Topping a crenelated mountain ridge amid thick cloud forest, this pioneering camp was established by Fidel Castro in 1958 after a year on the run in the Sierra Maestra. Well-camouflaged and remote, the rebel HQ was chosen for its inaccessibility, and it served its purpose well – Batista's soldiers never found it.
Today it remains much as it was left in the '50s, with 16 simple wooden buildings providing an evocative reminder of one of the most successful guerrilla campaigns in history. It's easy to appreciate the site's strategic location.

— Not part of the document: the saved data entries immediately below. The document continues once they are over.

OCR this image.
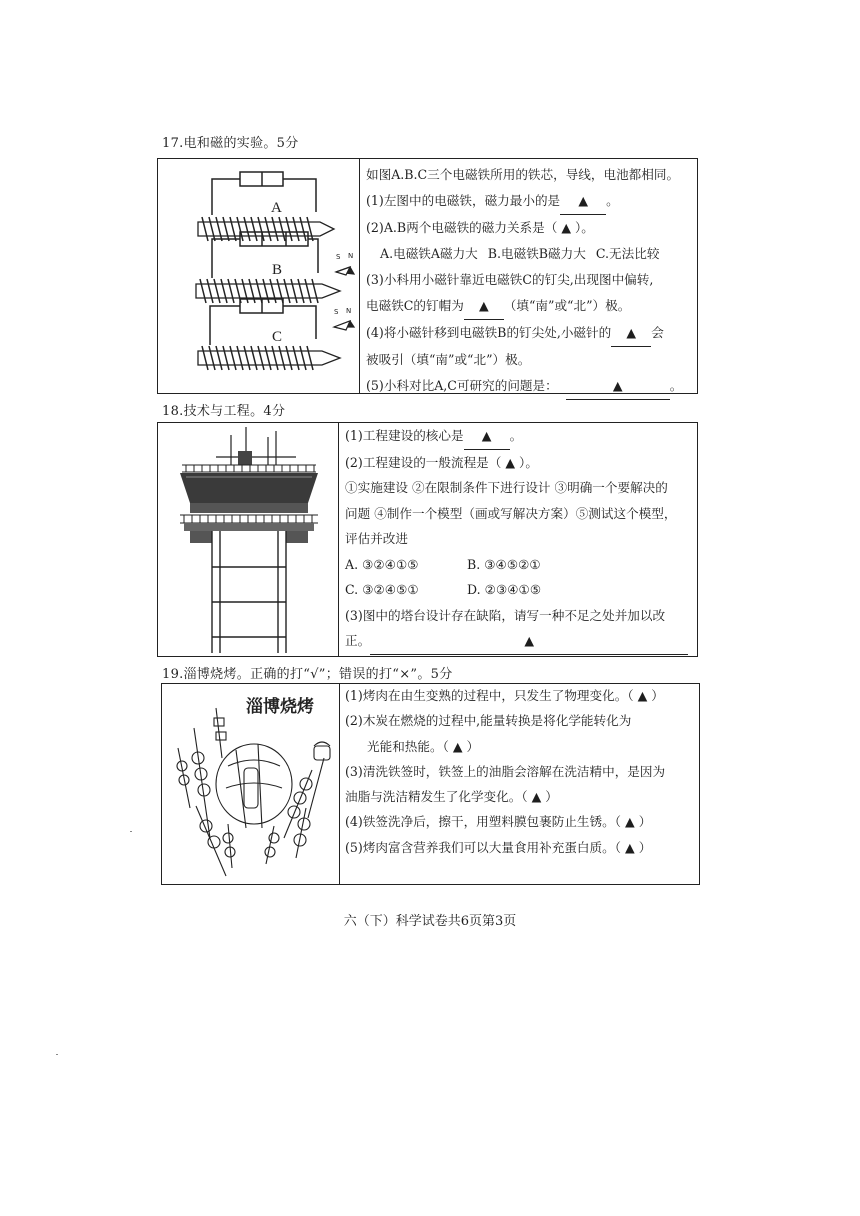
17.电和磁的实验。5分
S N
S N
A
B
C
如图A.B.C三个电磁铁所用的铁芯，导线，电池都相同。
(1)左图中的电磁铁，磁力最小的是 ▲ 。
(2)A.B两个电磁铁的磁力关系是（ ▲ ）。
A.电磁铁A磁力大 B.电磁铁B磁力大 C.无法比较
(3)小科用小磁针靠近电磁铁C的钉尖,出现图中偏转,
电磁铁C的钉帽为 ▲ （填“南”或“北”）极。
(4)将小磁针移到电磁铁B的钉尖处,小磁针的 ▲ 会
被吸引（填“南”或“北”）极。
(5)小科对比A,C可研究的问题是：	▲	。
18.技术与工程。4分
(1)工程建设的核心是 ▲ 。
(2)工程建设的一般流程是（ ▲ ）。
①实施建设 ②在限制条件下进行设计 ③明确一个要解决的
问题 ④制作一个模型（画或写解决方案）⑤测试这个模型，
评估并改进
A. ③②④①⑤	B. ③④⑤②①
C. ③②④⑤①	D. ②③④①⑤
(3)图中的塔台设计存在缺陷，请写一种不足之处并加以改
正。	▲
19.淄博烧烤。正确的打“√”；错误的打“×”。5分
淄博烧烤
(1)烤肉在由生变熟的过程中，只发生了物理变化。（ ▲ ）
(2)木炭在燃烧的过程中,能量转换是将化学能转化为
光能和热能。（ ▲ ）
(3)清洗铁签时，铁签上的油脂会溶解在洗洁精中，是因为
油脂与洗洁精发生了化学变化。（ ▲ ）
(4)铁签洗净后，擦干，用塑料膜包裹防止生锈。（ ▲ ）
(5)烤肉富含营养我们可以大量食用补充蛋白质。（ ▲ ）
六（下）科学试卷共6页第3页
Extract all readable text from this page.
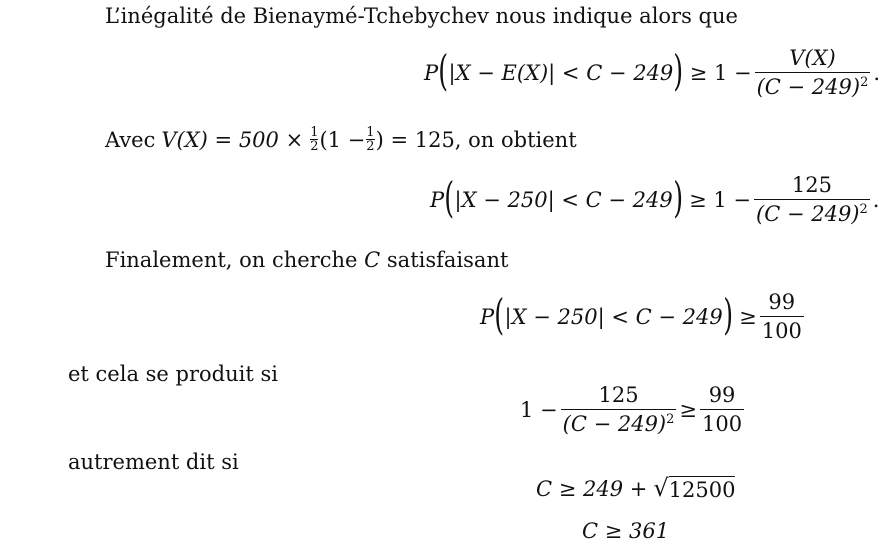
L’inégalité de Bienaymé-Tchebychev nous indique alors que
P ( |X − E(X)| < C − 249 ) ≥ $1 - \frac{V(X)}{(C - 249)^2}$ .
Avec $V(X) = 500 \times \frac{1}{2} (1 - \frac{1}{2}$ ) = 125, on obtient
P ( |X − 250| < C − 249 ) ≥ $1 - \frac{125}{(C - 249)^2}$ .
Finalement, on cherche C satisfaisant
P ( |X − 250| < C − 249 ) ≥ $\frac{99}{100}$
et cela se produit si
$1 - \frac{125}{(C - 249)^2} \ge \frac{99}{100}$
autrement dit si
C ≥ 249 + √ 12500
C ≥ 361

The main site, culminating in the Casa de Fidel (Fidel's House), is approached via an open space and then a climb through thick trees.
Highlights include the small museum near the beginning of the complex, the masterfully designed Casa de Fidel with its seven concealed escape routes in case the revolution's leaders were discovered, and the steep climb up Radio Rebelde to the radio-communications buildings where the rebels' early broadcasts were aired. The hospital buildings, a wake-up call to the brutality of guerrilla medical care, lie far below along a separate path (positioned here so the injured wouldn't give the camp location away in their agony).
Comandancia de la Plata is controlled by the Centro de Información de Flora y Fauna in Santo Domingo. Aspiring guerrilla-watchers must first hire a guide at the park headquarters and then get transport (or walk) 5km up to Alto del Naranjo and then proceed on foot along a muddy track for the final 4km. You can organize it at the Ecotur office in Villa Santo Domingo.